Kavga sırasında 6 öğrenci yaralandı. Çok sayıda ambulans Üniversite kampüsüne girdi. 4 öğrenci gözaltına alındı. Yaralanan öğrencilerden biri önce polis merkezine götürüldü, daha sonra hastaneye kaldırıldı.”
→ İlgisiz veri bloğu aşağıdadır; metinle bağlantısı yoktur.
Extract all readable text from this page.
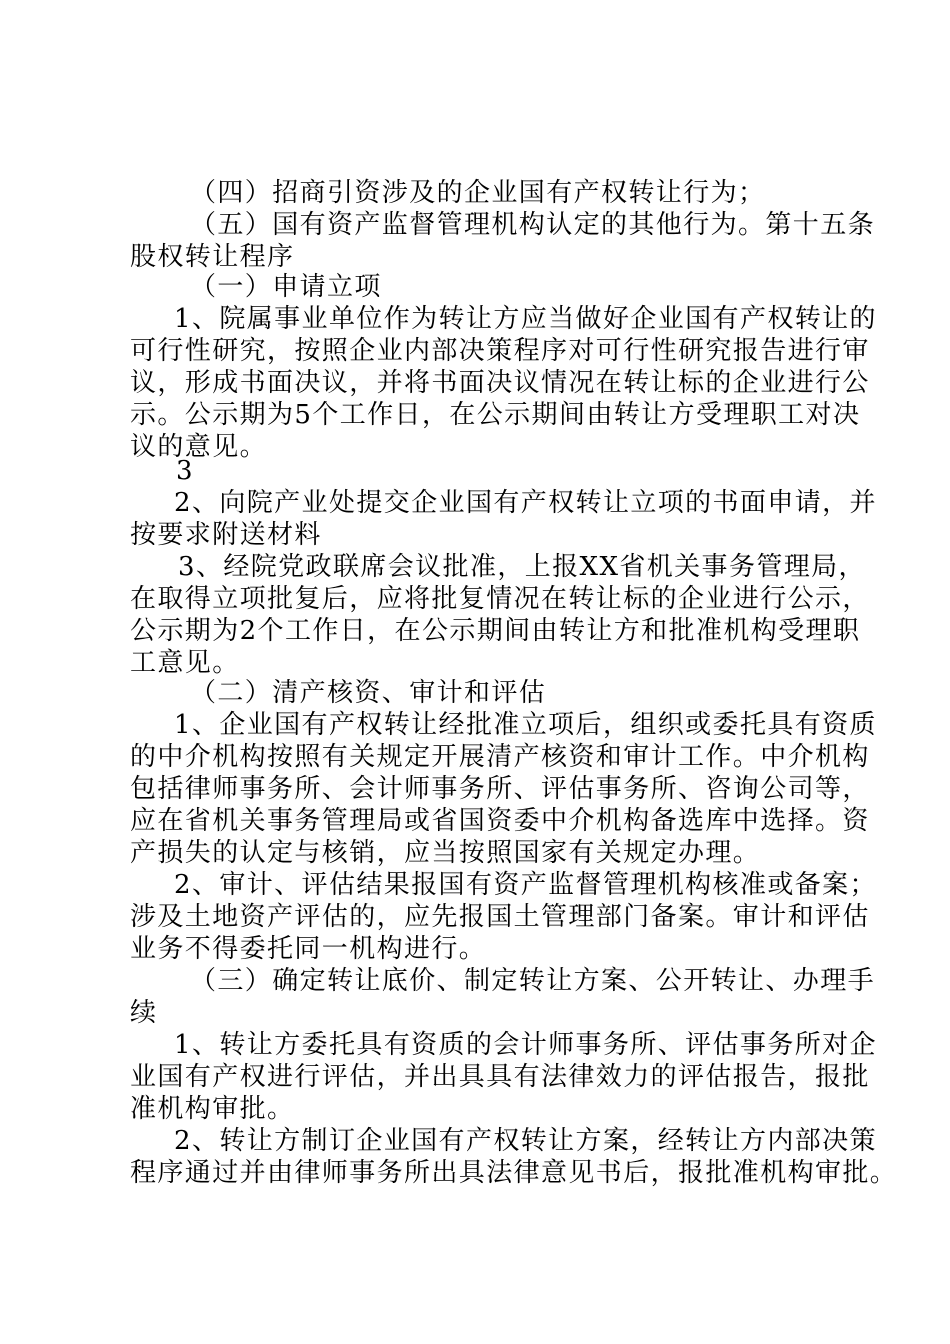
（四）招商引资涉及的企业国有产权转让行为；
（五）国有资产监督管理机构认定的其他行为。第十五条
股权转让程序
（一）申请立项
1、院属事业单位作为转让方应当做好企业国有产权转让的
可行性研究，按照企业内部决策程序对可行性研究报告进行审
议，形成书面决议，并将书面决议情况在转让标的企业进行公
示。公示期为5个工作日，在公示期间由转让方受理职工对决
议的意见。
3
2、向院产业处提交企业国有产权转让立项的书面申请，并
按要求附送材料
3、经院党政联席会议批准，上报XX省机关事务管理局，
在取得立项批复后，应将批复情况在转让标的企业进行公示，
公示期为2个工作日，在公示期间由转让方和批准机构受理职
工意见。
（二）清产核资、审计和评估
1、企业国有产权转让经批准立项后，组织或委托具有资质
的中介机构按照有关规定开展清产核资和审计工作。中介机构
包括律师事务所、会计师事务所、评估事务所、咨询公司等，
应在省机关事务管理局或省国资委中介机构备选库中选择。资
产损失的认定与核销，应当按照国家有关规定办理。
2、审计、评估结果报国有资产监督管理机构核准或备案；
涉及土地资产评估的，应先报国土管理部门备案。审计和评估
业务不得委托同一机构进行。
（三）确定转让底价、制定转让方案、公开转让、办理手
续
1、转让方委托具有资质的会计师事务所、评估事务所对企
业国有产权进行评估，并出具具有法律效力的评估报告，报批
准机构审批。
2、转让方制订企业国有产权转让方案，经转让方内部决策
程序通过并由律师事务所出具法律意见书后，报批准机构审批。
'Yaktık yine yakarız' demişler
Saldırıda yaralanan öğrencilerden TKP üyesi Erçin Fırat, saldırganların tekbir getirerek ellerindeki sopa ve soda şişeleri ile kendilerine saldırdığını belirtti. "Onlar 'Siz kimseden hesap soramazsınız', 'Yaktık, yine yakarız' diye bağırıyorlardı. Biz de, 'Sivas'ın hesabını soracağız', 'Sivas'ta yakanlar AKP'yi kuranlar', 'Yobazların ipleri ABD'nin elinde' sloganlarıyla karşılık verdik" diyen Fırat, sözlerini şöyle sürdürdü: "Başbakan Sivas davası zaman aşımına uğrayınca, "hayırlı olsun" dedi, güç aldılar, yaktık yine yakarız diye üniversite öğrencilerine saldırdılar. Üniversiteleri bu insanlık düşmanı gericilere bırakmayacağız."(Gazeteler)
Dün 28 Nisan 1960'da İstanbul Hukuk Fakültesi birinci sınıf öğrencisi rahmetli Nuri Yazıcı'nın "hukukun bittiği yerde hukuk okunmaz" diyerek kürsüden indiğini ve binlerce öğrencinin bahçeye çıkarak İstiklal Marşı’nı söylediklerini anlatmıştım. Polislerin ciplerini öğrencilerin üzerine sürdüğünü hatta Rektör Prof. Dr. Sıddık Sami Onar'ın yerlerde sürüklendiğini yazmıştım. Bir ay sonra Türkiye'de demokratik parlamenter rejimin nasıl ortadan kaldırıldığını ve yerini 27 Mayıs'ı yapan subayların aldığını-MBK- yazmıştım.
15 Mart 2012'de Meclis
52 yıl sonra TBMM Milli Eğitim Komisyonu’nda milletvekilleri birbirini yumruklarken, komisyon başkanının nasıl olup da bir karşı devrim hareketi olan "4+4+4" yasasını salim düşünen insanların oylarıyla onayladığını düşünebilirsiniz? İşte iktidarın başının yaptığı bir konuşmada "dindar ve kindar bir nesil" den söz etmesinin sonucu bu. Geçmişteki o kavganın nedeni de bugünkü gibi söz düellolarından iktidar ve muhalefetin terazinin topuzunu kaçırmasından çıkıyordu.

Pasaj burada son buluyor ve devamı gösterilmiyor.